李登輝秘録

第6部 薄氷踏む新任総統(6)民主国家への道 歩むときがきた

台湾で初めて開かれた「国是会議」に登壇した総統の李登輝(中央)=台北市内、1990年6月28日(李登輝基金会提供)
台湾で初めて開かれた「国是会議」に登壇した総統の李登輝(中央)=台北市内、1990年6月28日(李登輝基金会提供)

 1990年5月、李登輝は堰(せき)を切ったように台湾の政治改革に乗り出す。第8代総統に就任した5月20日のその日、李は総統権限を行使して政治犯だった20人の特赦と、14人の公民権回復を発表した。

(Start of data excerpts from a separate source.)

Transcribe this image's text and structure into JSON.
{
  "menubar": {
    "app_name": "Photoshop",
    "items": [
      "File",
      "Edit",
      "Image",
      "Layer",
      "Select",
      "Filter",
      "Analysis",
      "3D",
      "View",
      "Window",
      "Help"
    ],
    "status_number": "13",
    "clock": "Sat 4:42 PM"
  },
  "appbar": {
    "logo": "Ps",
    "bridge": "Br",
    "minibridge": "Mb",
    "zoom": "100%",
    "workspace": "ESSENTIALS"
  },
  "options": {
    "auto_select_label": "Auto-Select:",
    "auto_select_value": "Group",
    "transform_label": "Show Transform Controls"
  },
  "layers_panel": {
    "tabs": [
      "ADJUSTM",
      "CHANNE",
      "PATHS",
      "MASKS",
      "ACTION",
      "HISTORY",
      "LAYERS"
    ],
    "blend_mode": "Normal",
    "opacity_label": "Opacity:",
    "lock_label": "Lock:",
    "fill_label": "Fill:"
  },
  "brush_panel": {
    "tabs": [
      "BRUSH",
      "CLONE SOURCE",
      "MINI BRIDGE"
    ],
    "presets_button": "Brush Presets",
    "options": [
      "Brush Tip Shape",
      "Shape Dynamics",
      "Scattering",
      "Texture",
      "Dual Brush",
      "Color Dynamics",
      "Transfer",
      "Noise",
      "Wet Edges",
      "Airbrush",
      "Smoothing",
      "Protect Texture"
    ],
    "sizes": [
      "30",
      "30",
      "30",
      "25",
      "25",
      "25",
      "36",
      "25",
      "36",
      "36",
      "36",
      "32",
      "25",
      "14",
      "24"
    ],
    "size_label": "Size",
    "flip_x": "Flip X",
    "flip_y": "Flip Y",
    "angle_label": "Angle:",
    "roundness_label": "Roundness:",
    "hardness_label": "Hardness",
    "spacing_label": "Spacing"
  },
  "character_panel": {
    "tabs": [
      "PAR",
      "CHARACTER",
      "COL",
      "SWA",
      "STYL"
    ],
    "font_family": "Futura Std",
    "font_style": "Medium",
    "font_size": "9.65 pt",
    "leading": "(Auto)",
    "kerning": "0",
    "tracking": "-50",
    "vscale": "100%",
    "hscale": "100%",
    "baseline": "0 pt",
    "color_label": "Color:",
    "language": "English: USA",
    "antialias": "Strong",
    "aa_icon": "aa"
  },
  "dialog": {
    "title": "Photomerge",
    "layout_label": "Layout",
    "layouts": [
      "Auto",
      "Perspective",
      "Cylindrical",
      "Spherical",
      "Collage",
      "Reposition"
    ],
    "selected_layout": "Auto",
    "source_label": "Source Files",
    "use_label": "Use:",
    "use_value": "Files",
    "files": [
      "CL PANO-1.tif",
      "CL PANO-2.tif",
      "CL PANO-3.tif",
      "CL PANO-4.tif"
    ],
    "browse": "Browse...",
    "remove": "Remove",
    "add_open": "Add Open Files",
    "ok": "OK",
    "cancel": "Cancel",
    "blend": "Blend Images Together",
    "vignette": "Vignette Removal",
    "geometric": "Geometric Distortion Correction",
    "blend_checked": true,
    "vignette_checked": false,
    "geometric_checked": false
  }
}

 79年12月に南部の高雄で起きた民主化要求デモ「美麗島事件」で、反乱罪に問われた民主活動家や弁護士らが、その大半だった。

 同事件にかかわった政治犯として7年あまり収監され、87年に釈放された姚嘉文(よう・かぶん)(1938年生まれ)もこのとき、公民権を回復した一人だ。

 「李登輝のあの決断には大きな意味と意義があった。自由と民主と人権を求めた美麗島事件に『なんら罪はない』と証明したことだ」と強調した。